The PaSS method was found to be an efficient way of generating language models with a major speed-up of as much as 30% in comparison with auto-regressive generation, while maintaining model performance inside the margin of error. PaSS was also shown to generate tokens with lower variance and better predictability, as demonstrated compared with baselines using different sampling schemes. The study also found that the variety of look-ahead steps steadily impacted PaSS performance, with a decrease in running time as much as 6 look-ahead steps.
PaSS is a robust language model generation technique that utilizes a parallel drafting approach for token decoding with fine-tuned look-ahead embeddings. Its effectiveness in generating tokens with low variance and high predictability has been proven through evaluations for text and code completion tasks. Further improvements are being aimed for through look-ahead tickets to boost performance much more.
Future research directions recommend exploring methods to boost the standard of parallel generation with look-ahead tokens, considering it a promising avenue for improving PaSS performance. The researchers emphasize the necessity for further investigation into the impact of the variety of look-ahead steps on PaSS, as an increased variety of steps might potentially negate the approach’s advantages.

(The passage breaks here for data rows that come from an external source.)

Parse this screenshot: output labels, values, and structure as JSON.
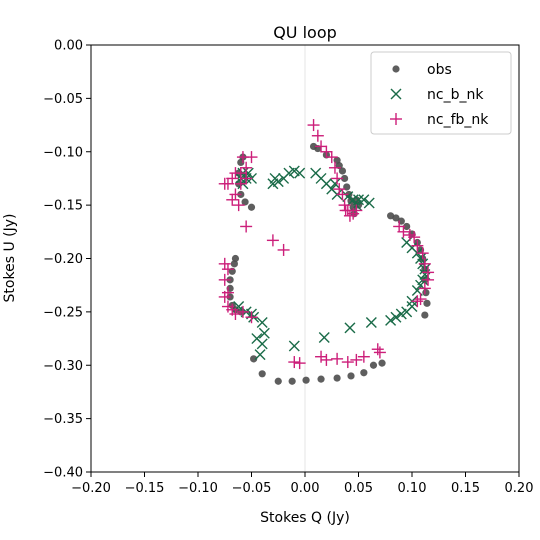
{
  "chart_data": {
    "type": "scatter",
    "title": "QU loop",
    "xlabel": "Stokes Q (Jy)",
    "ylabel": "Stokes U (Jy)",
    "xlim": [
      -0.2,
      0.2
    ],
    "ylim": [
      -0.4,
      0.0
    ],
    "xticks": [
      -0.2,
      -0.15,
      -0.1,
      -0.05,
      0.0,
      0.05,
      0.1,
      0.15,
      0.2
    ],
    "xtick_labels": [
      "−0.20",
      "−0.15",
      "−0.10",
      "−0.05",
      "0.00",
      "0.05",
      "0.10",
      "0.15",
      "0.20"
    ],
    "yticks": [
      0.0,
      -0.05,
      -0.1,
      -0.15,
      -0.2,
      -0.25,
      -0.3,
      -0.35,
      -0.4
    ],
    "ytick_labels": [
      "0.00",
      "−0.05",
      "−0.10",
      "−0.15",
      "−0.20",
      "−0.25",
      "−0.30",
      "−0.35",
      "−0.40"
    ],
    "zero_line": "x=0",
    "legend_position": "upper right",
    "series": [
      {
        "name": "obs",
        "marker": "circle",
        "color": "#4d4d4d",
        "points": [
          [
            0.008,
            -0.095
          ],
          [
            0.012,
            -0.097
          ],
          [
            0.02,
            -0.103
          ],
          [
            0.03,
            -0.108
          ],
          [
            0.032,
            -0.113
          ],
          [
            0.035,
            -0.118
          ],
          [
            0.037,
            -0.125
          ],
          [
            0.039,
            -0.133
          ],
          [
            0.041,
            -0.14
          ],
          [
            0.043,
            -0.146
          ],
          [
            0.045,
            -0.152
          ],
          [
            0.046,
            -0.158
          ],
          [
            0.048,
            -0.145
          ],
          [
            0.05,
            -0.15
          ],
          [
            0.08,
            -0.16
          ],
          [
            0.085,
            -0.162
          ],
          [
            0.09,
            -0.165
          ],
          [
            0.095,
            -0.17
          ],
          [
            0.1,
            -0.177
          ],
          [
            0.105,
            -0.185
          ],
          [
            0.108,
            -0.192
          ],
          [
            0.11,
            -0.2
          ],
          [
            0.112,
            -0.21
          ],
          [
            0.112,
            -0.22
          ],
          [
            0.113,
            -0.232
          ],
          [
            0.114,
            -0.242
          ],
          [
            0.112,
            -0.253
          ],
          [
            0.072,
            -0.298
          ],
          [
            0.064,
            -0.3
          ],
          [
            0.055,
            -0.307
          ],
          [
            0.043,
            -0.31
          ],
          [
            0.03,
            -0.312
          ],
          [
            0.015,
            -0.313
          ],
          [
            0.001,
            -0.314
          ],
          [
            -0.012,
            -0.315
          ],
          [
            -0.025,
            -0.315
          ],
          [
            -0.04,
            -0.308
          ],
          [
            -0.048,
            -0.294
          ],
          [
            -0.065,
            -0.2
          ],
          [
            -0.066,
            -0.205
          ],
          [
            -0.068,
            -0.212
          ],
          [
            -0.07,
            -0.22
          ],
          [
            -0.07,
            -0.228
          ],
          [
            -0.07,
            -0.236
          ],
          [
            -0.068,
            -0.244
          ],
          [
            -0.065,
            -0.248
          ],
          [
            -0.06,
            -0.25
          ],
          [
            -0.058,
            -0.105
          ],
          [
            -0.06,
            -0.11
          ],
          [
            -0.062,
            -0.12
          ],
          [
            -0.062,
            -0.13
          ],
          [
            -0.06,
            -0.14
          ],
          [
            -0.056,
            -0.147
          ],
          [
            -0.05,
            -0.152
          ]
        ]
      },
      {
        "name": "nc_b_nk",
        "marker": "x",
        "color": "#1a6b48",
        "points": [
          [
            -0.06,
            -0.125
          ],
          [
            -0.058,
            -0.12
          ],
          [
            -0.055,
            -0.125
          ],
          [
            -0.053,
            -0.12
          ],
          [
            -0.05,
            -0.125
          ],
          [
            -0.058,
            -0.13
          ],
          [
            -0.03,
            -0.13
          ],
          [
            -0.025,
            -0.128
          ],
          [
            -0.02,
            -0.125
          ],
          [
            -0.015,
            -0.12
          ],
          [
            -0.01,
            -0.118
          ],
          [
            -0.005,
            -0.12
          ],
          [
            -0.028,
            -0.125
          ],
          [
            0.01,
            -0.12
          ],
          [
            0.015,
            -0.125
          ],
          [
            0.02,
            -0.13
          ],
          [
            0.025,
            -0.135
          ],
          [
            0.028,
            -0.13
          ],
          [
            0.03,
            -0.14
          ],
          [
            0.04,
            -0.142
          ],
          [
            0.045,
            -0.145
          ],
          [
            0.05,
            -0.145
          ],
          [
            0.055,
            -0.145
          ],
          [
            0.06,
            -0.148
          ],
          [
            0.048,
            -0.15
          ],
          [
            0.095,
            -0.185
          ],
          [
            0.1,
            -0.19
          ],
          [
            0.105,
            -0.195
          ],
          [
            0.108,
            -0.2
          ],
          [
            0.11,
            -0.205
          ],
          [
            0.112,
            -0.21
          ],
          [
            0.112,
            -0.215
          ],
          [
            0.11,
            -0.22
          ],
          [
            0.108,
            -0.225
          ],
          [
            0.105,
            -0.23
          ],
          [
            0.1,
            -0.24
          ],
          [
            0.1,
            -0.245
          ],
          [
            0.095,
            -0.25
          ],
          [
            0.09,
            -0.252
          ],
          [
            0.085,
            -0.255
          ],
          [
            0.08,
            -0.258
          ],
          [
            0.062,
            -0.26
          ],
          [
            0.042,
            -0.265
          ],
          [
            0.018,
            -0.274
          ],
          [
            -0.01,
            -0.282
          ],
          [
            -0.04,
            -0.28
          ],
          [
            -0.042,
            -0.29
          ],
          [
            -0.045,
            -0.275
          ],
          [
            -0.038,
            -0.27
          ],
          [
            -0.04,
            -0.26
          ],
          [
            -0.048,
            -0.255
          ],
          [
            -0.05,
            -0.252
          ],
          [
            -0.055,
            -0.25
          ],
          [
            -0.062,
            -0.245
          ]
        ]
      },
      {
        "name": "nc_fb_nk",
        "marker": "plus",
        "color": "#cc1f7a",
        "points": [
          [
            0.008,
            -0.075
          ],
          [
            0.012,
            -0.085
          ],
          [
            0.015,
            -0.095
          ],
          [
            0.02,
            -0.1
          ],
          [
            0.025,
            -0.105
          ],
          [
            0.028,
            -0.115
          ],
          [
            0.03,
            -0.125
          ],
          [
            0.032,
            -0.135
          ],
          [
            0.035,
            -0.14
          ],
          [
            0.037,
            -0.15
          ],
          [
            0.04,
            -0.155
          ],
          [
            0.042,
            -0.16
          ],
          [
            0.045,
            -0.158
          ],
          [
            0.048,
            -0.155
          ],
          [
            0.038,
            -0.155
          ],
          [
            0.088,
            -0.17
          ],
          [
            0.092,
            -0.175
          ],
          [
            0.098,
            -0.178
          ],
          [
            0.102,
            -0.18
          ],
          [
            0.105,
            -0.188
          ],
          [
            0.11,
            -0.195
          ],
          [
            0.112,
            -0.205
          ],
          [
            0.115,
            -0.213
          ],
          [
            0.115,
            -0.22
          ],
          [
            0.112,
            -0.228
          ],
          [
            0.108,
            -0.238
          ],
          [
            0.105,
            -0.24
          ],
          [
            0.068,
            -0.285
          ],
          [
            0.07,
            -0.288
          ],
          [
            0.055,
            -0.292
          ],
          [
            0.048,
            -0.295
          ],
          [
            0.04,
            -0.297
          ],
          [
            0.03,
            -0.294
          ],
          [
            0.02,
            -0.295
          ],
          [
            0.015,
            -0.292
          ],
          [
            -0.005,
            -0.298
          ],
          [
            -0.01,
            -0.297
          ],
          [
            -0.03,
            -0.183
          ],
          [
            -0.02,
            -0.192
          ],
          [
            -0.055,
            -0.17
          ],
          [
            -0.075,
            -0.205
          ],
          [
            -0.072,
            -0.21
          ],
          [
            -0.075,
            -0.22
          ],
          [
            -0.072,
            -0.232
          ],
          [
            -0.075,
            -0.236
          ],
          [
            -0.072,
            -0.245
          ],
          [
            -0.068,
            -0.248
          ],
          [
            -0.065,
            -0.252
          ],
          [
            -0.058,
            -0.25
          ],
          [
            -0.05,
            -0.255
          ],
          [
            -0.072,
            -0.13
          ],
          [
            -0.068,
            -0.125
          ],
          [
            -0.065,
            -0.12
          ],
          [
            -0.06,
            -0.12
          ],
          [
            -0.055,
            -0.125
          ],
          [
            -0.05,
            -0.105
          ],
          [
            -0.055,
            -0.115
          ],
          [
            -0.058,
            -0.105
          ],
          [
            -0.06,
            -0.13
          ],
          [
            -0.065,
            -0.14
          ],
          [
            -0.062,
            -0.15
          ],
          [
            -0.068,
            -0.145
          ],
          [
            -0.075,
            -0.13
          ]
        ]
      }
    ]
  }
}
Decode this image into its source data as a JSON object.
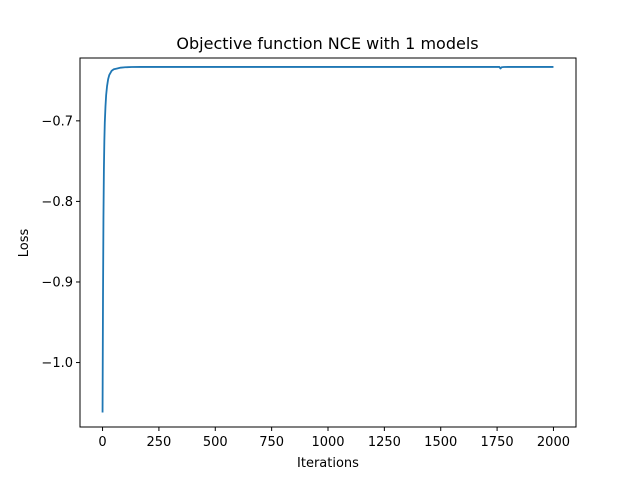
{
  "chart_data": {
    "type": "line",
    "title": "Objective function NCE with 1 models",
    "xlabel": "Iterations",
    "ylabel": "Loss",
    "xlim": [
      -100,
      2100
    ],
    "ylim": [
      -1.08,
      -0.622
    ],
    "xticks": [
      0,
      250,
      500,
      750,
      1000,
      1250,
      1500,
      1750,
      2000
    ],
    "xtick_labels": [
      "0",
      "250",
      "500",
      "750",
      "1000",
      "1250",
      "1500",
      "1750",
      "2000"
    ],
    "yticks": [
      -1.0,
      -0.9,
      -0.8,
      -0.7
    ],
    "ytick_labels": [
      "−1.0",
      "−0.9",
      "−0.8",
      "−0.7"
    ],
    "grid": false,
    "series": [
      {
        "color": "#1f77b4",
        "x": [
          0,
          2,
          4,
          6,
          8,
          10,
          13,
          16,
          20,
          25,
          30,
          40,
          50,
          65,
          80,
          100,
          130,
          170,
          250,
          500,
          750,
          1000,
          1250,
          1500,
          1700,
          1760,
          1765,
          1770,
          1780,
          1800,
          2000
        ],
        "y": [
          -1.062,
          -0.92,
          -0.82,
          -0.76,
          -0.725,
          -0.702,
          -0.682,
          -0.668,
          -0.657,
          -0.648,
          -0.643,
          -0.638,
          -0.636,
          -0.635,
          -0.634,
          -0.6335,
          -0.6332,
          -0.6331,
          -0.6331,
          -0.6331,
          -0.6331,
          -0.6331,
          -0.6331,
          -0.6331,
          -0.6331,
          -0.6331,
          -0.635,
          -0.6335,
          -0.6332,
          -0.6331,
          -0.6331
        ]
      }
    ]
  }
}
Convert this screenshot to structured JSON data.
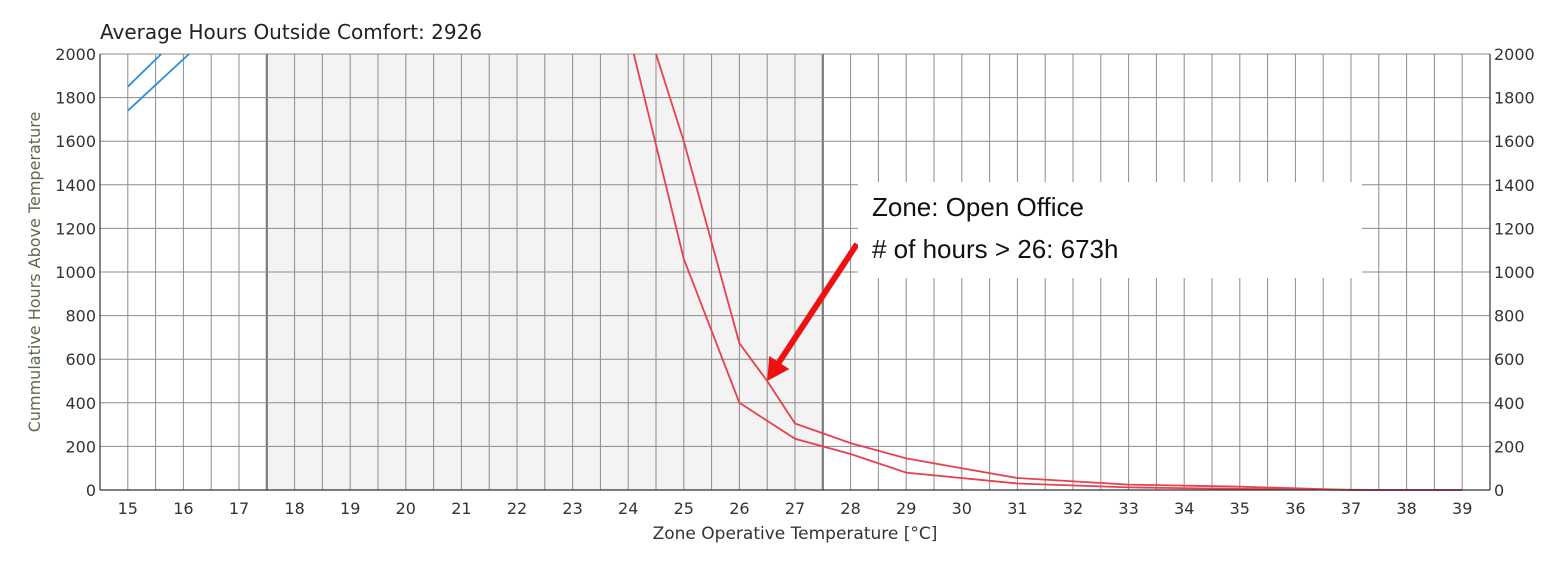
{
  "chart_data": {
    "type": "line",
    "title": "Average Hours Outside Comfort: 2926",
    "xlabel": "Zone Operative Temperature [°C]",
    "ylabel": "Cummulative Hours Above Temperature",
    "x_ticks": [
      15,
      16,
      17,
      18,
      19,
      20,
      21,
      22,
      23,
      24,
      25,
      26,
      27,
      28,
      29,
      30,
      31,
      32,
      33,
      34,
      35,
      36,
      37,
      38,
      39
    ],
    "xlim": [
      14.5,
      39.5
    ],
    "ylim": [
      0,
      2000
    ],
    "y_ticks": [
      0,
      200,
      400,
      600,
      800,
      1000,
      1200,
      1400,
      1600,
      1800,
      2000
    ],
    "grid": true,
    "comfort_band": [
      17.5,
      27.5
    ],
    "series": [
      {
        "color": "#2e8fd6",
        "points": [
          [
            15,
            1850
          ],
          [
            15.6,
            2000
          ]
        ]
      },
      {
        "color": "#2e8fd6",
        "points": [
          [
            15,
            1740
          ],
          [
            16.1,
            2000
          ]
        ]
      },
      {
        "color": "#e8404c",
        "points": [
          [
            24.1,
            2000
          ],
          [
            25,
            1060
          ],
          [
            26,
            400
          ],
          [
            27,
            235
          ],
          [
            28,
            165
          ],
          [
            29,
            80
          ],
          [
            31,
            30
          ],
          [
            33,
            12
          ],
          [
            35,
            5
          ],
          [
            37,
            1
          ],
          [
            38,
            0
          ],
          [
            39,
            0
          ]
        ]
      },
      {
        "color": "#e8404c",
        "points": [
          [
            24.5,
            2000
          ],
          [
            25,
            1600
          ],
          [
            26,
            673
          ],
          [
            26.5,
            500
          ],
          [
            27,
            305
          ],
          [
            28,
            215
          ],
          [
            29,
            145
          ],
          [
            30,
            100
          ],
          [
            31,
            55
          ],
          [
            33,
            25
          ],
          [
            35,
            15
          ],
          [
            36,
            8
          ],
          [
            37,
            0
          ],
          [
            38,
            0
          ],
          [
            39,
            0
          ]
        ]
      }
    ],
    "annotation": {
      "line1": "Zone: Open Office",
      "line2": "# of hours > 26: 673h",
      "arrow_color": "#ee1111",
      "arrow_target": [
        26.5,
        500
      ]
    }
  }
}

Try the Paper. All credit for this research goes to the researchers of this project. Also, don’t forget to affix our 33k+ ML SubReddit, 41k+ Facebook Community, Discord Channel, and Email Newsletter, where we share the newest AI research news, cool AI projects, and more.
Should you like our work, you’ll love our newsletter..
Hello, My name is Adnan Hassan. I’m a consulting intern at Marktechpost and shortly to be a management trainee at American Express. I’m currently pursuing a dual degree on the Indian Institute of Technology, Kharagpur. I’m enthusiastic about technology and need to create latest products that make a difference.